The move to cashless is coming: could apps help parents ease the transition and teach their kids the value of money? YBI reports.

In December 2018, Australia’s central bank declared cash as niche, signalling the fact we are well on our way to moving towards a cashless society. Think about it for a minute… how often do you pay with cash anymore? The convenience of virtual wallets and tap and go is making cash obsolete for many Australians.

In fact, UNSW economist Richard Holden says if we chose, we could go cashless in as little as three years… “As in ‘there are no banknotes in circulation’ kind of territory,” he told the Sydney Morning Herald.

While this may seem alarming to adults brought up on a steady diet of dollars and cents, for the youngest generation, cash is something rarely used, if not seen. So, how do we teach our kids the value of money when physical notes and coins are a rarity?

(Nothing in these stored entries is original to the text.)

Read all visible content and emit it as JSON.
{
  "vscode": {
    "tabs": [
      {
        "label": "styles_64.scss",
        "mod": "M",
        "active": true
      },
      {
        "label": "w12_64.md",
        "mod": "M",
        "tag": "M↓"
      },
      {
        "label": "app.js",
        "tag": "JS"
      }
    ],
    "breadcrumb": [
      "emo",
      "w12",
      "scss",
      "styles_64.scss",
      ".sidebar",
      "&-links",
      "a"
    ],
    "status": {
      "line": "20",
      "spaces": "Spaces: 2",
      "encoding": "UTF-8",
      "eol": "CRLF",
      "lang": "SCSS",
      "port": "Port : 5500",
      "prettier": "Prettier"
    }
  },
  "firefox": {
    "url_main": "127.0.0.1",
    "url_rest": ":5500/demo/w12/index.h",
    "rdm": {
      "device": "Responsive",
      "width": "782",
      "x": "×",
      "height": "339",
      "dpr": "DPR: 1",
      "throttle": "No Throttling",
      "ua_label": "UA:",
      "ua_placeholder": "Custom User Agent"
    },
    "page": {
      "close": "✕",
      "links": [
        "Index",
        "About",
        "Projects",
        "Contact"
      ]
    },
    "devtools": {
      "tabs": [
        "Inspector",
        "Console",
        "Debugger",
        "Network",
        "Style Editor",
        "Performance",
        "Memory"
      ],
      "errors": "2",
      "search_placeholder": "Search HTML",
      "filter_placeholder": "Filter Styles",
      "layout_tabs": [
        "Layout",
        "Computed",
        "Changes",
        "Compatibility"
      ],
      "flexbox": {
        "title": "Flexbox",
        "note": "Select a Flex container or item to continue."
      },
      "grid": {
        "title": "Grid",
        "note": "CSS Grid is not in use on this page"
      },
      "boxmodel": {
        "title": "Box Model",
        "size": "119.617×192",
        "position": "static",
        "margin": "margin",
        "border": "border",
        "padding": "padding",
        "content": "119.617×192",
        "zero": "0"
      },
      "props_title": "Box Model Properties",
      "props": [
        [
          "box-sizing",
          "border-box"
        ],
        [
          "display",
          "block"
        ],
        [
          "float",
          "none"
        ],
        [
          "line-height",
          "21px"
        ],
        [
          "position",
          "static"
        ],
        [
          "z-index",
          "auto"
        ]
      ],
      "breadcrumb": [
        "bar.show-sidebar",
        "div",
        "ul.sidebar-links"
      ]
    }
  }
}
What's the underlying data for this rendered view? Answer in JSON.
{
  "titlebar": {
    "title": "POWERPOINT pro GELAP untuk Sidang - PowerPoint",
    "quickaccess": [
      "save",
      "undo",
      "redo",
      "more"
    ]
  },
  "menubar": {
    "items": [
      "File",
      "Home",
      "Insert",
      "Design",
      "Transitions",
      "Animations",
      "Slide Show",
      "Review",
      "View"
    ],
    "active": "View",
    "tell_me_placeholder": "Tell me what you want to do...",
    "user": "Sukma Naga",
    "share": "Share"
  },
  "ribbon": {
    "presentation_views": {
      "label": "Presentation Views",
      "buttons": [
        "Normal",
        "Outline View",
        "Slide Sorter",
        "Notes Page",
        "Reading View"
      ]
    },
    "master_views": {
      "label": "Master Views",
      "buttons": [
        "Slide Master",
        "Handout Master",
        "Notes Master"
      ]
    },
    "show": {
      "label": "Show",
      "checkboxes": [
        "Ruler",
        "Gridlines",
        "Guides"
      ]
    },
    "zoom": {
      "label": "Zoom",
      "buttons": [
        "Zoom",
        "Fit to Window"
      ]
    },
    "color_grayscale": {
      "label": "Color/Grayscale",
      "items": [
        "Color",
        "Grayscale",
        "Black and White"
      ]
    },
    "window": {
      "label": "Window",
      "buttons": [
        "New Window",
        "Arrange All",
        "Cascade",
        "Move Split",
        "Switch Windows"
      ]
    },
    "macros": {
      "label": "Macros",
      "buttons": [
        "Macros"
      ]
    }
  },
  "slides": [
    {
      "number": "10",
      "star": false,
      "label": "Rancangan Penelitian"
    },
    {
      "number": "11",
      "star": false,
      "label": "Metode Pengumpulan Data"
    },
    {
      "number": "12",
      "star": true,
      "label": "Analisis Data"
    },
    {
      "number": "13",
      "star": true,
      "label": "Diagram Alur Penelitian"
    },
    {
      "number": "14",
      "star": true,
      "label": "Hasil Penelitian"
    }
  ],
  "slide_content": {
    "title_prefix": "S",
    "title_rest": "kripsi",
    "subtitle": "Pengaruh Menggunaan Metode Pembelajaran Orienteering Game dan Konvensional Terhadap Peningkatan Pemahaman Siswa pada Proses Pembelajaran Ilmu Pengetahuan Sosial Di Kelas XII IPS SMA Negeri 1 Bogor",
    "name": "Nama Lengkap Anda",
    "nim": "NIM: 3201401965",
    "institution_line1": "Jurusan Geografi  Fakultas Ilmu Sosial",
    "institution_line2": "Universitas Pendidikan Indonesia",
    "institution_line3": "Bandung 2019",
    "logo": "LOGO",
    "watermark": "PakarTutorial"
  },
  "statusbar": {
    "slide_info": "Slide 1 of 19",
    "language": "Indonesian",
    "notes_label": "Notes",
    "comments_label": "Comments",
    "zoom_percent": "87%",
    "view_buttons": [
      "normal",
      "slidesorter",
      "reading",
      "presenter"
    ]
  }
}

Fortunately, the fintechs have the answer.

Mario Hasanakos, co-founder of local startup Spriggy, says before launching the platform – which allows parents to control their kids pocket money via a virtual wallet, assign them chores and pay them straight to a prepaid card – he often wondered how he could help parents teach kids about finance in a fun yet effective manner.

Hasanakos says one of the scariest things he and co-founder Alex saw when working in the finance industry was just how little people understood about how the industry worked. 

“Worse still, just how much certain people and institutions exploited that illiteracy for their own gain,” says Hasanakos. “Seven years in the industry and it was pretty obvious to me that we needed to do something to help the next generation of Australians be better with money.”

Hasanakos believes teaching kids money lessons through pocket money is the first step. But as dollars and cents disappear, Hasanakos and his co-founder realised they needed to take the jars, envelopes and piggybanks of yesteryear, next level. Thus, Spriggy was born.

“We learn best by doing, and it’s the same with money. By allowing kids to manage small amounts of money regularly, they will begin to understand where it comes from and that it’s not an endless supply. They will make mistakes, but that’s how we learn and grow. It’s better to make the mistake at eight, then at 28,” he smiles.

Hasanakos believes families that teach their kids lessons with pocket money are setting up their children with tools for a financially fit future. Pocket money can be used to teach children the difference between needs and wants, that every purchase has an opportunity cost and lets kids learn by doing.

“Pocket money is magical for that, it gives kids an opportunity to learn by doing, make their own choices and their own mistakes along the way.  And learning not to make those mistakes the next time around.

“Ultimately the most important outcome of pocket money is the experience to set them on a positive path.”